Mediterrane Chansons im Domicil

Weltmusik einer Kosmopolitin: Vakai Stavrou. (Foto: © Bülent Kirschbaum)

Im Rahmen des Klangvokal Musikfestivals brachte die griechisch-zypriotische Sängerin Vakia Stavrou am 11.06.2017 mediterranes Flair in das Dortmunder domicil. Die Sängerin mit der klaren, kraftvollen und dabei weichen Stimme hatte zumeist melancholische Chansons in verschiedenen Sprachen im Programm.

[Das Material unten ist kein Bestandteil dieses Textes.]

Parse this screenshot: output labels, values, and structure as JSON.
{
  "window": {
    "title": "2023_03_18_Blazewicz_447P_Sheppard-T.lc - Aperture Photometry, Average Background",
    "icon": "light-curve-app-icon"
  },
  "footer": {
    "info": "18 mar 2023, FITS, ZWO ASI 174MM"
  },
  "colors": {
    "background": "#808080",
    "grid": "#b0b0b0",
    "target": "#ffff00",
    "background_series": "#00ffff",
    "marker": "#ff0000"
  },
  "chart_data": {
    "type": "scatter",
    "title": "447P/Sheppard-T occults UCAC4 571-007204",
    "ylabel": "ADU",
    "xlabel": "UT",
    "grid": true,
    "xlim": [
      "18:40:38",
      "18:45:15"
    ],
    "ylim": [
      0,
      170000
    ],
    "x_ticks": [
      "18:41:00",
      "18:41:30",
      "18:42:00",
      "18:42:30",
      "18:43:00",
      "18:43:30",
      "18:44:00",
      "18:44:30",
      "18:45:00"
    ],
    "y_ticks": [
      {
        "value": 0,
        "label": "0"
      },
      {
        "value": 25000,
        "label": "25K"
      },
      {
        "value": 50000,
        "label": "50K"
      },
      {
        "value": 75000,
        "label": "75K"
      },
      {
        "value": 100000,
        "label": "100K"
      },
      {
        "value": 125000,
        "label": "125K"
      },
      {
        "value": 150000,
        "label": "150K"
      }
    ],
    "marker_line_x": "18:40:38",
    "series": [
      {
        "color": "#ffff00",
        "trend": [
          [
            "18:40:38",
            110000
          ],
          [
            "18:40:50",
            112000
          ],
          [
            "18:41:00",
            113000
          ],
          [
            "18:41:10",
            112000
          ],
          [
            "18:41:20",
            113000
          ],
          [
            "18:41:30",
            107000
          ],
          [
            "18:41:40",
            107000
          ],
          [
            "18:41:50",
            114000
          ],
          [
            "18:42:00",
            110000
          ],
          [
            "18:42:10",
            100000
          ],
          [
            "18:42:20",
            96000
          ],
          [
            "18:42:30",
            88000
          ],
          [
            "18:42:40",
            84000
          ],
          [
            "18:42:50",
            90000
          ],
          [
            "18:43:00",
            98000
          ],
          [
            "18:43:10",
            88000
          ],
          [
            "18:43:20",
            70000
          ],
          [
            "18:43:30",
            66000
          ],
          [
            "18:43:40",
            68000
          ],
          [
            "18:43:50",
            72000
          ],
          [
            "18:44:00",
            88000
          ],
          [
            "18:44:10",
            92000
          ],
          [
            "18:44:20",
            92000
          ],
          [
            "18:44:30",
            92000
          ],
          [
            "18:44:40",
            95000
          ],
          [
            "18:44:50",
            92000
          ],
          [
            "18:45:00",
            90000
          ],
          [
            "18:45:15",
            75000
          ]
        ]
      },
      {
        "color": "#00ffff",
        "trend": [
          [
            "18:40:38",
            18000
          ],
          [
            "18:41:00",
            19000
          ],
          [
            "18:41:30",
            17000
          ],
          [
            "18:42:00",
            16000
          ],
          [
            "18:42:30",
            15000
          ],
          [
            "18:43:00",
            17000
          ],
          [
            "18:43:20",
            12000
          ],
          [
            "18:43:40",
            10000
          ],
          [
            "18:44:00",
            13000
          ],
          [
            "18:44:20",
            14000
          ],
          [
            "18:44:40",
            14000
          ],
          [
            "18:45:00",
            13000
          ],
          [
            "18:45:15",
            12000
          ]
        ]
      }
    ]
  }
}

Das ist auch ein Spiegel ihres wechselvollen Lebenslaufs. Geboren auf Zypern, hat sie im Laufe der Zeit in vielen verschieden Orten in Europa gelebt. Ob London oder Paris, Griechenland, Italien, Spanien oder Portugal, von überall ist ihre „Weltmusik“ beeinflusst worden. Anklänge an südamerikanische Musik aus Brasilien oder Argentinien (Tango) sind ebenfalls heraus zu hören.

Der portugiesische melancholische Fado spielt dabei eine große Rolle. Die wenigen von ihr an diesem Abend dargebotenen englischsprachigen Songs haben dagegen einen anderen Rhythmus. Da konnten das Publikum bei einem Song deutlich einen Dreiviertel-Takt heraus hören.

Zweimal griff die Sängerin für ihre Begleitung auch selbst zur Gitarre. Ansonsten wurde sie musikalisch sensibel von ihren vier männlichen Kollegen Carlos Bernado (Gitarre), Octavio Angarita (Violoncello), Guillaume Robert (Kontrabass) und Inor Sotolongo (Percussion) instrumental unterstützt.